105-317.1.  Appraisal of personal property; elements to be considered.

(a)        Whenever any personal property is appraised it shall be the duty of the persons making appraisals to consider the following as to each item (or lot of similar items):

(1)        The replacement cost of the property;

(2)        The sale price of similar property;

(3)        The age of the property;

(4)        The physical condition of the property;

(5)        The productivity of the property;

(6)        The remaining life of the property;

(7)        The effect of obsolescence on the property;

(8)        The economic utility of the property, that is, its usability and adaptability for industrial, commercial, or other purposes; and

(9)        Any other factor that may affect the value of the property.

(b)        In determining the true value of taxable tangible personal property held and used in connection with the mercantile, manufacturing, producing, processing, or other business enterprise of any taxpayer, the persons making the appraisal shall consider any information as reflected by the taxpayer's records and as reported by the taxpayer to the North Carolina Department of Revenue and to the Internal Revenue Service for income tax purposes, taking into account the accuracy of the taxpayer's records, the taxpayer's method of accounting, and the level of trade at which the taxpayer does business.

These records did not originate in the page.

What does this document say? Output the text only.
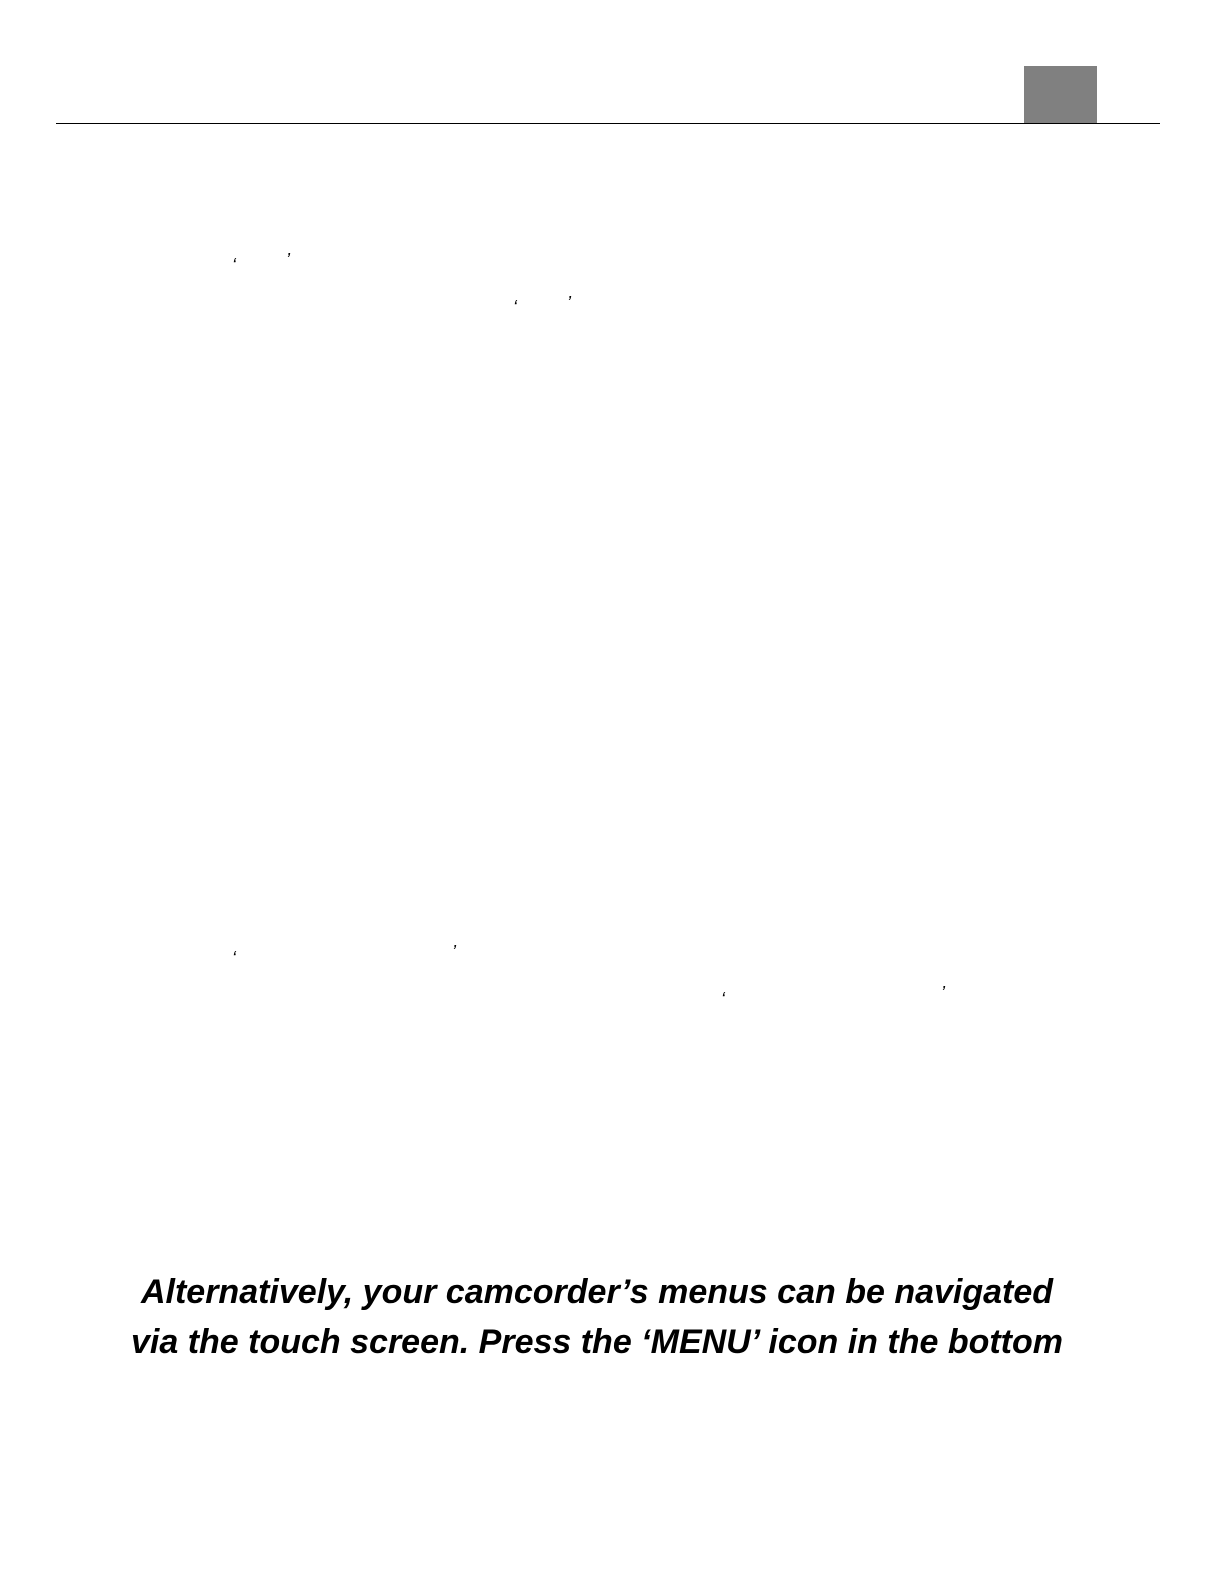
‘	’
‘	’
‘	’
‘	’
Alternatively, your camcorder’s menus can be navigated
via the touch screen. Press the ‘MENU’ icon in the bottom
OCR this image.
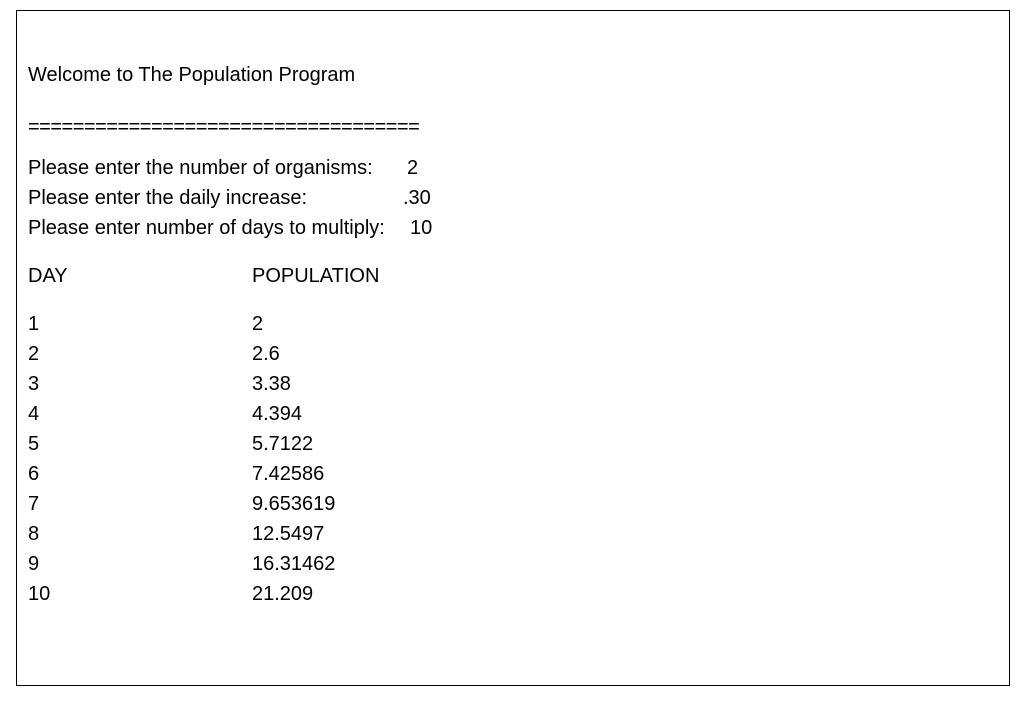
Welcome to The Population Program
===================================
Please enter the number of organisms: 2
Please enter the daily increase:	.30
Please enter number of days to multiply: 10
DAY	POPULATION
1	2
2	2.6
3	3.38
4	4.394
5	5.7122
6	7.42586
7	9.653619
8	12.5497
9	16.31462
10	21.209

(c)        A taxpayer who owns personal property taxable in the county may appeal the value, situs, or taxability of the property within 30 days after the date of the initial notice of value. If the assessor does not give separate written notice of the value to the taxpayer at the taxpayer's last known address, then the tax bill serves as notice of the value of the personal property. The notice must contain a statement that the taxpayer may appeal the value, situs, or taxability of the property within 30 days after the date of the notice. Upon receipt of a timely appeal, the assessor must arrange a conference with the taxpayer to afford the taxpayer the opportunity to present any evidence or argument regarding the value, situs, or taxability of the property. Within 30 days after the conference, the assessor must give written notice to the taxpayer of the assessor's final decision. Written notice of the decision is not required if the taxpayer signs an agreement accepting the value, situs, or taxability of the property. If an agreement is not reached, the taxpayer has 30 days from the date of the notice of the assessor's final decision to request review of that decision by the board of equalization and review or, if that board is not in session, by the board of county commissioners. Unless the request for review is given at the conference, it must be made in writing to the assessor. Upon receipt of a timely request for review, the provisions of G.S. 105-322 or G.S. 105-325, as appropriate, must be followed. (1971, c. 806, s. 1; 1987, c. 813, s. 15; 2002-156, s. 2.)

 

105-317.2.  Report on transfers of real property.

To facilitate the accurate appraisal of real property for taxation, the information listed in this section must be included in each deed conveying property. The following information is required:

(1)        The name of each grantor and grantee and the mailing address of each grantor and grantee.

(2)        A statement whether the property includes the primary residence of a grantor.

Failure to comply with this section does not affect the validity of a duly recorded deed. This section does not apply to deeds of trust, deeds of release, or similar instruments.  (2009-454, s. 1.)